In this post we continue to explore “The Assumptions of Theory Y,” provided by Douglas McGregor in his seminal book, The Human Side of Enterprise.
Assumption 2: External control and the threat of punishment are not the only means for bringing about effort toward organizational objectives. Man (woman) will exercise self-direction and self-control in the service of objectives to which he (she) is committed.
The act of “committing” typically involves agreeing or pledging to do something in the future and also implies a state of being obligated or emotionally impelled, as in commitment to a cause. In a work setting it is easier to be committed to tasks and assignments that align with our values and/or require our strengths, gifts and talents.
For example, if a core value is service to others and the company produces assistive technology, there would seem to be an alignment at some level with core values.

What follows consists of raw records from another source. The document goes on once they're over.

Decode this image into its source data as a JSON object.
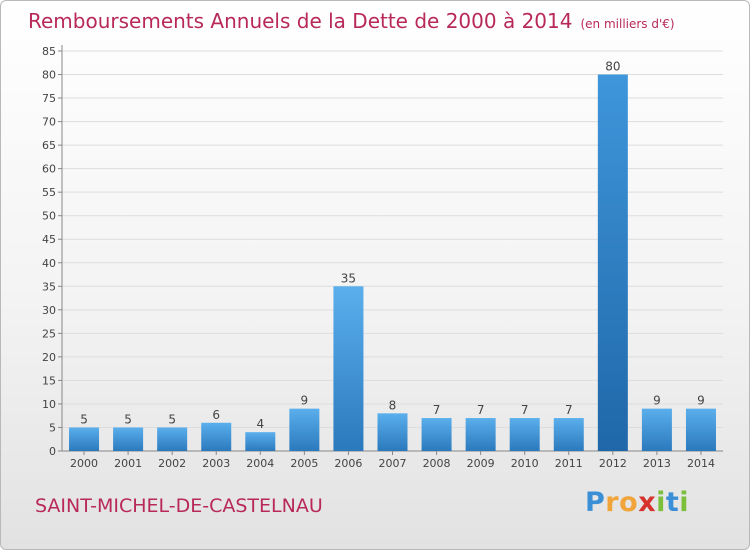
{
  "header": {
    "title": "Remboursements Annuels de la Dette de 2000 à 2014",
    "unit": "(en milliers d'€)"
  },
  "footer": {
    "commune": "SAINT-MICHEL-DE-CASTELNAU",
    "logo_letters": [
      "P",
      "r",
      "o",
      "x",
      "i",
      "t",
      "i"
    ],
    "logo_colors": [
      "#3b8fd6",
      "#f0a43a",
      "#f0a43a",
      "#d7332d",
      "#7bbf3a",
      "#3b8fd6",
      "#7bbf3a"
    ]
  },
  "chart_data": {
    "type": "bar",
    "title": "Remboursements Annuels de la Dette de 2000 à 2014",
    "categories": [
      "2000",
      "2001",
      "2002",
      "2003",
      "2004",
      "2005",
      "2006",
      "2007",
      "2008",
      "2009",
      "2010",
      "2011",
      "2012",
      "2013",
      "2014"
    ],
    "values": [
      5,
      5,
      5,
      6,
      4,
      9,
      35,
      8,
      7,
      7,
      7,
      7,
      80,
      9,
      9
    ],
    "ylim": [
      0,
      85
    ],
    "yticks": [
      0,
      5,
      10,
      15,
      20,
      25,
      30,
      35,
      40,
      45,
      50,
      55,
      60,
      65,
      70,
      75,
      80,
      85
    ],
    "grid": true,
    "bar_color": "#4da3e6",
    "bar_color_dark": "#2c7cc0"
  }
}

If your natural gift and talent is connecting people, and you are asked to be the community liason, there may be a high level of commitment in that assignment.

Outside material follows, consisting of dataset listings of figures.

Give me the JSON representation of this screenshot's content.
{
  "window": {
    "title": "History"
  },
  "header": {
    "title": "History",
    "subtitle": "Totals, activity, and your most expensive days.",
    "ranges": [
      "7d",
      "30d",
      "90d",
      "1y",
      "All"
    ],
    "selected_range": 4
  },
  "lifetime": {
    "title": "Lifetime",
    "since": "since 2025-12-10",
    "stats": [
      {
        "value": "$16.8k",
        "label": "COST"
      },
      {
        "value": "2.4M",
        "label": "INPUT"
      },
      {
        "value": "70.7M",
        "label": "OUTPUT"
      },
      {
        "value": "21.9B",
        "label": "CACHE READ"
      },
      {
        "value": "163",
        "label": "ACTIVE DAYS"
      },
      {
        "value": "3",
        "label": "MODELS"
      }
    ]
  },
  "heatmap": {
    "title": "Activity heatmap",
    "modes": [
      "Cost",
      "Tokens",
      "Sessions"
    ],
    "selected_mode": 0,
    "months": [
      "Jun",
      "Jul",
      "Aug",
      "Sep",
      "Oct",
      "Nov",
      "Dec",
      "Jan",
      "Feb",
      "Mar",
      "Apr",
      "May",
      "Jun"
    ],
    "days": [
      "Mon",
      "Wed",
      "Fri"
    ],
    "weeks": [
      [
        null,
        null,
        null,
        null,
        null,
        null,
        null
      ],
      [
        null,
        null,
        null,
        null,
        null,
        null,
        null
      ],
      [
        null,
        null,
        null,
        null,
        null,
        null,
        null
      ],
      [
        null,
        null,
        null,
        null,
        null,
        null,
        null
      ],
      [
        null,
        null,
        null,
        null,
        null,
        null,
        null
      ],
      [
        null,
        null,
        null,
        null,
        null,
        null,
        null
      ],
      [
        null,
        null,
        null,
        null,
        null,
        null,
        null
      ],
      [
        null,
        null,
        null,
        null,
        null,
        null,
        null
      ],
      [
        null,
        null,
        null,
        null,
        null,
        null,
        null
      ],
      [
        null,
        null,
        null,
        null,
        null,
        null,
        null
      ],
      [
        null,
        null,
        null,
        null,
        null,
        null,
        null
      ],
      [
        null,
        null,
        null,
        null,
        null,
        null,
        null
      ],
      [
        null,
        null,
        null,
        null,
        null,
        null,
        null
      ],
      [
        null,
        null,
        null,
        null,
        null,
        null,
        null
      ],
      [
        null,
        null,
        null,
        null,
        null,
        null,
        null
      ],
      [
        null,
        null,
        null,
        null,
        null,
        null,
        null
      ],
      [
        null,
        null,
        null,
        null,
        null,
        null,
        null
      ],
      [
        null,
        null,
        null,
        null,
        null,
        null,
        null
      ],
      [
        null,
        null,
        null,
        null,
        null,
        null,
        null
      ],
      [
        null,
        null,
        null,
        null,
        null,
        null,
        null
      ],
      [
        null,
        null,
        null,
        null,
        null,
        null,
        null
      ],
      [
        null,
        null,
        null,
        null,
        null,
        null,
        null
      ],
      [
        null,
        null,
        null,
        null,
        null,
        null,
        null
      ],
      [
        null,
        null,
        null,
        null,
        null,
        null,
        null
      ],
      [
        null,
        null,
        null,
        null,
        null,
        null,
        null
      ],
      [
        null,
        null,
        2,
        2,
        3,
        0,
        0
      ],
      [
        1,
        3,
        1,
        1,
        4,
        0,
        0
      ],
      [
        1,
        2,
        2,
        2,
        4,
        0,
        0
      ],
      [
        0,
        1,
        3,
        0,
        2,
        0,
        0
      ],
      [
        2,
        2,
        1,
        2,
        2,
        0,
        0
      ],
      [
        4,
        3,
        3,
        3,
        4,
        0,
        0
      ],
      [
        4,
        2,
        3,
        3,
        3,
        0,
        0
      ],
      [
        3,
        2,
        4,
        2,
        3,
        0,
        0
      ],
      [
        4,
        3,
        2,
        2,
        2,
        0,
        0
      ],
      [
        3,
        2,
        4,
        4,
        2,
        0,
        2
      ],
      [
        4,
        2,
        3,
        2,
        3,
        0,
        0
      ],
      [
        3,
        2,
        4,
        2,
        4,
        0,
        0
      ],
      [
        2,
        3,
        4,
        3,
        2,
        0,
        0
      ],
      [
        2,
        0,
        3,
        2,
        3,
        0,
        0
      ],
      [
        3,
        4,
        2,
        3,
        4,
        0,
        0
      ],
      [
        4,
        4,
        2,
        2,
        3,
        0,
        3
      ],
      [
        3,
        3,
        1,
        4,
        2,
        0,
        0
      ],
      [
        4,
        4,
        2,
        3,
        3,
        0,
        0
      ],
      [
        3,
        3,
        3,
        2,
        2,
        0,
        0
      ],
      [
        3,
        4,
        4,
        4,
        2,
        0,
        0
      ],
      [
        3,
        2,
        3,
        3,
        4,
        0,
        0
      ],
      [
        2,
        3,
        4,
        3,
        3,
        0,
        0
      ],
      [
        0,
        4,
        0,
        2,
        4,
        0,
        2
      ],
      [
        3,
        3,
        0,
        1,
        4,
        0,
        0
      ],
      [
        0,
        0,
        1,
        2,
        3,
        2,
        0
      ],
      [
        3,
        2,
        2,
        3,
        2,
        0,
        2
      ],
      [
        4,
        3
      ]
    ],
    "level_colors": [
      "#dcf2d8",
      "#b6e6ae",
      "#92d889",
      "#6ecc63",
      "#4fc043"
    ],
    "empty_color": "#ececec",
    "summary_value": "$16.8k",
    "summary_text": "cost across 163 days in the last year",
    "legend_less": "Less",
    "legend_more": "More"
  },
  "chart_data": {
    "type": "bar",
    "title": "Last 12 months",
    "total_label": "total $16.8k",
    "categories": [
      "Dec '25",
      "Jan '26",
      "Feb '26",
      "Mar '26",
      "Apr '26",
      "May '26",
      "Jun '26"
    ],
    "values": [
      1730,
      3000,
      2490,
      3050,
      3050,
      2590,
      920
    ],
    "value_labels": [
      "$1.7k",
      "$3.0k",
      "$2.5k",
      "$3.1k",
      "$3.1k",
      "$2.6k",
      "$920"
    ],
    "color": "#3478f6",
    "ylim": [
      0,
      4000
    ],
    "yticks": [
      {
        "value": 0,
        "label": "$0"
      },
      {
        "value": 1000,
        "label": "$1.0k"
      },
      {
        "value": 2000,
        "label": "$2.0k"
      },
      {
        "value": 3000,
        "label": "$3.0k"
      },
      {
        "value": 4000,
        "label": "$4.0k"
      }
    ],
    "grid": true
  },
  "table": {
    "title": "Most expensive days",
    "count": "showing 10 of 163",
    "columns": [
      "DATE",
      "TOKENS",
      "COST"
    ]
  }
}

Another way to look at commitment is how fully you are able to “show up,” with 100% representing full commitment. In a strong collaborative work environment, ideally every team member is showing up 100%, fully committed to the task at hand. At 100% commitment among all employees, we may assume there is maximum productive effort toward organizational objectives (assuming they are clearly defined).
When commitment is low, the question to explore is “Where is the disconnect and/or misalignment?” and “How can I see and/or reframe this situation to be more fully committed?” In this way, finding connections between what matters to us on a personal level with the organizational objectives, creates a natural state of alignment which promotes commitment. It makes sense that people would be motivated to act in service of objectives to which they can align to.

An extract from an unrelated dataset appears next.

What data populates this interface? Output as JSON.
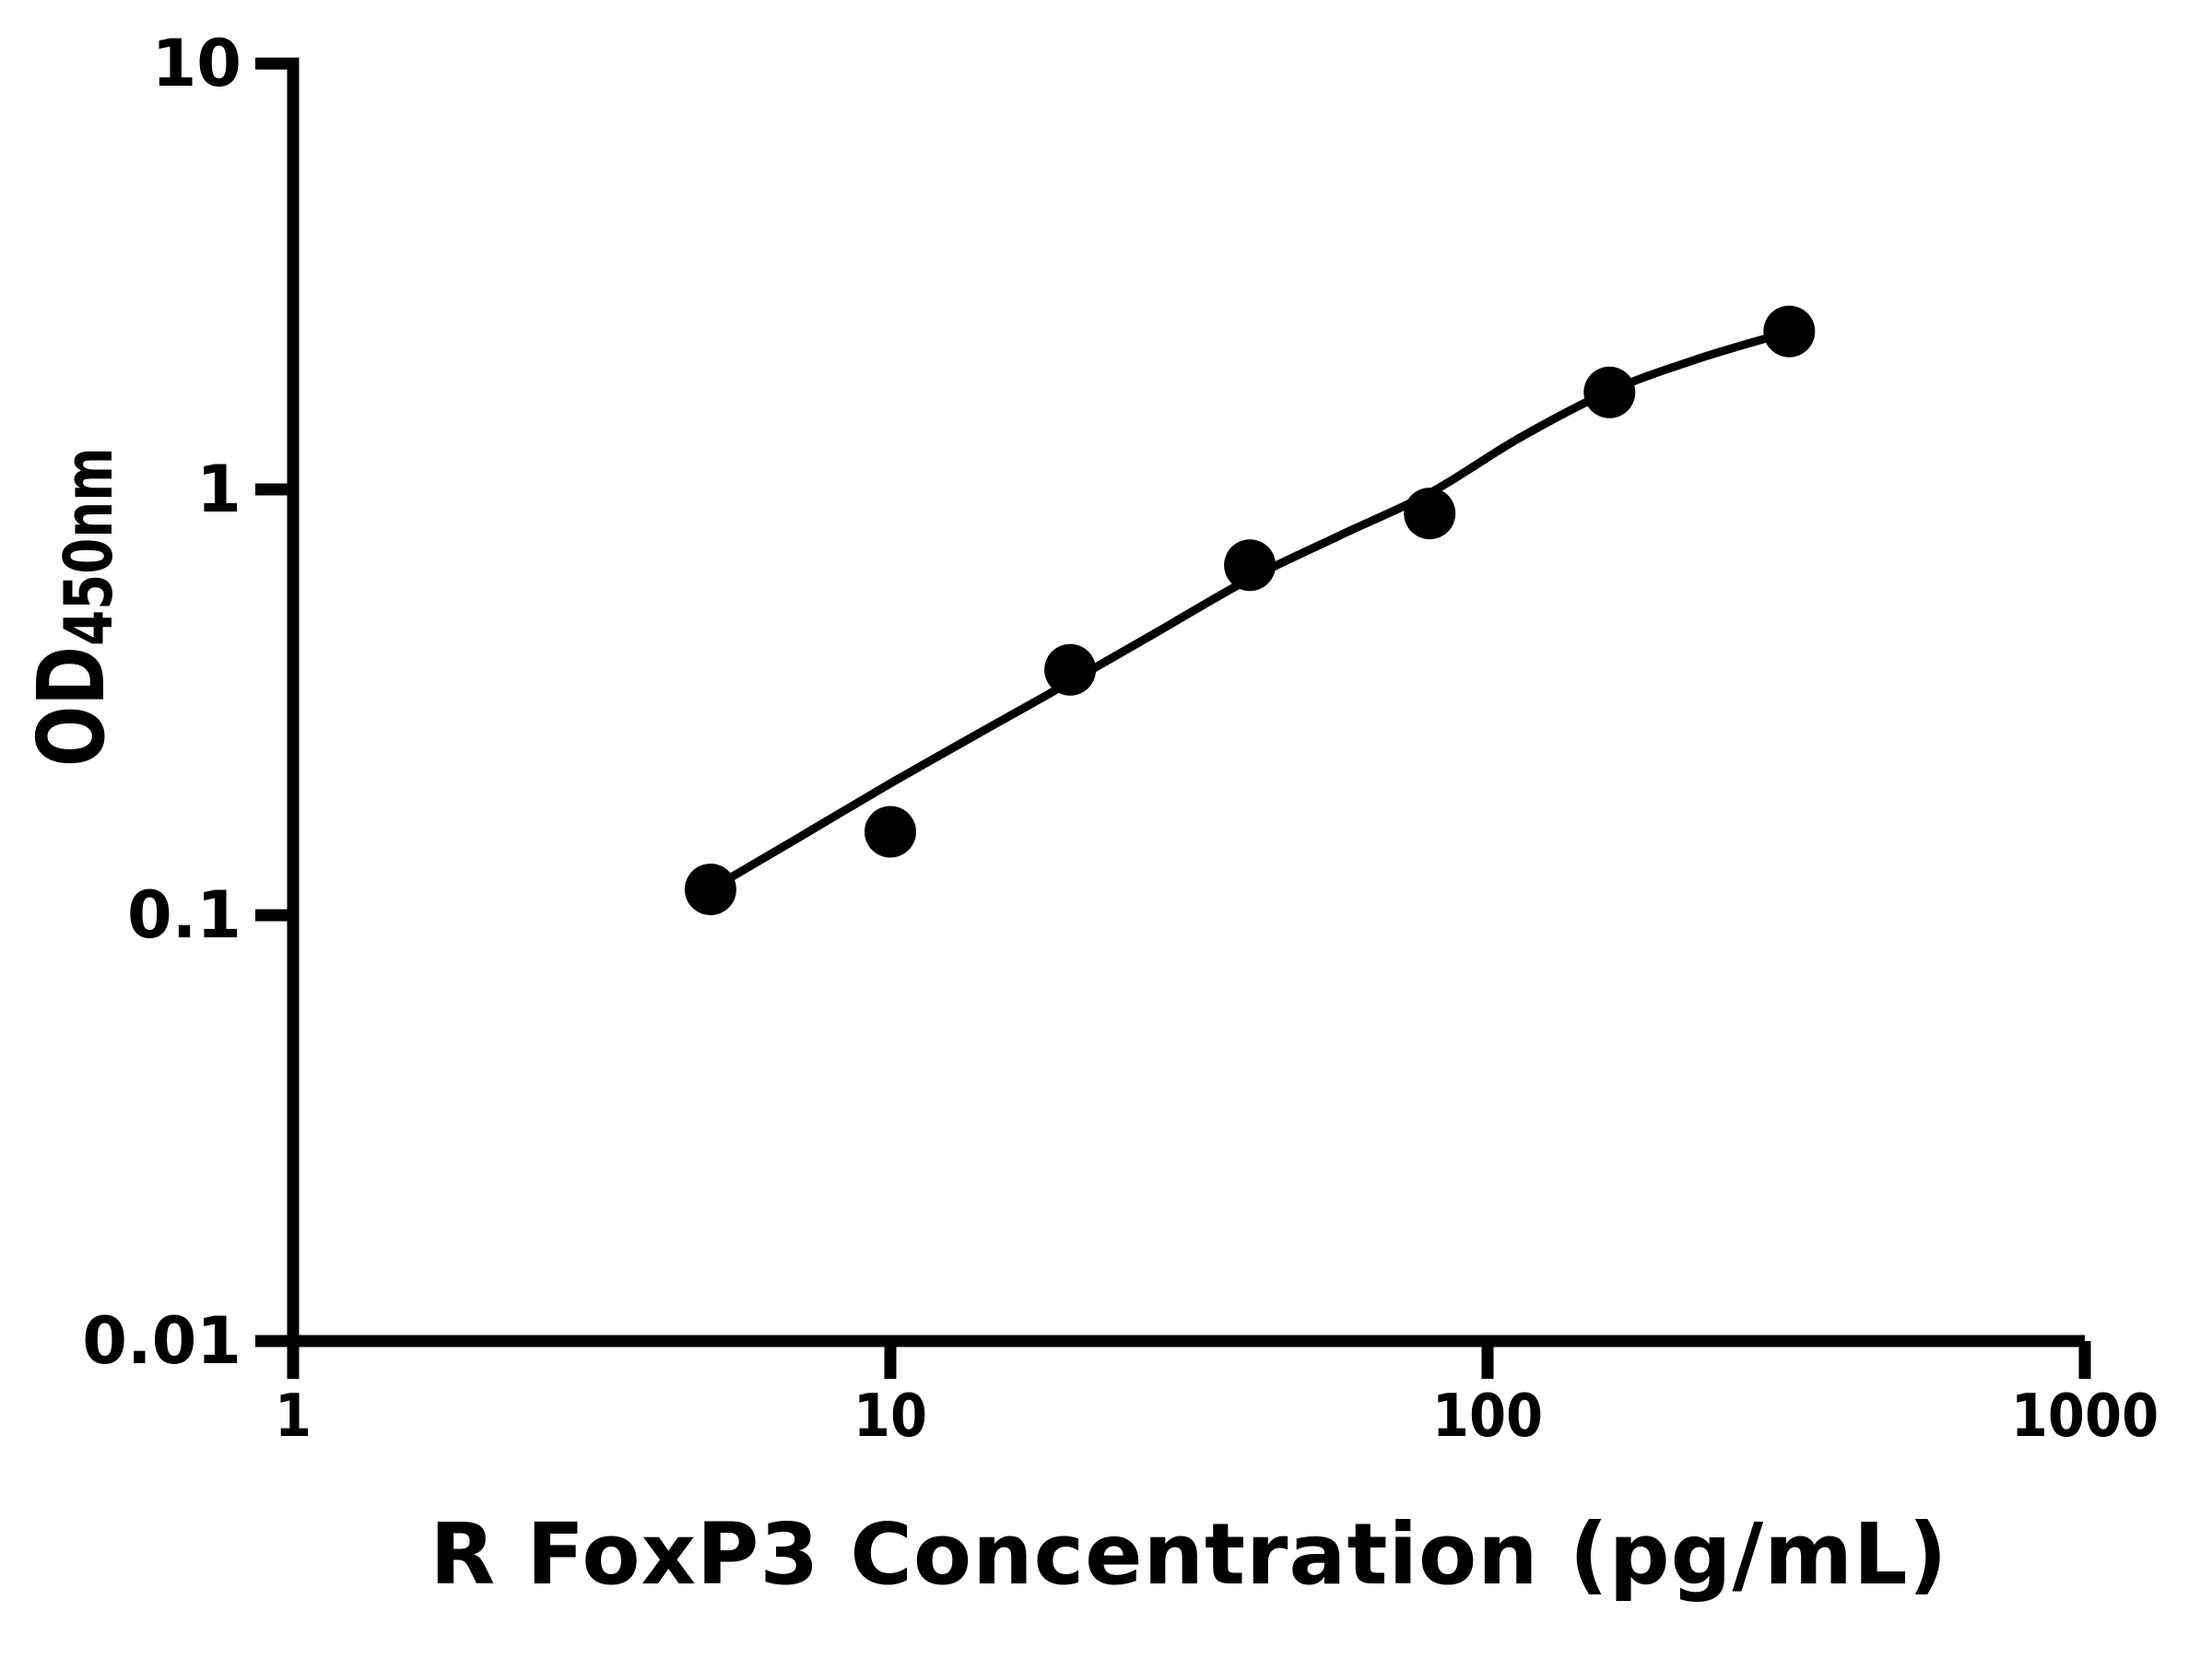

Sometimes the connections are not obvious and it takes deeper probing to see the links. Sometimes there is a disconnect between what the company is focusing on and what the market needs. Sometimes, lack of alignment (clear vision and clear roles) is the bottom line issue.
- Where do you feel the greatest amount of commitment in your work? …the least amount of commitment?
- What are your core values and how well do they align with the outcomes of your organization and/or your work?
- Where may there be disconnects and/or misalignment that keep you from being fully committed.
- How might you see and/or reframe the situation so you may be more fully committed?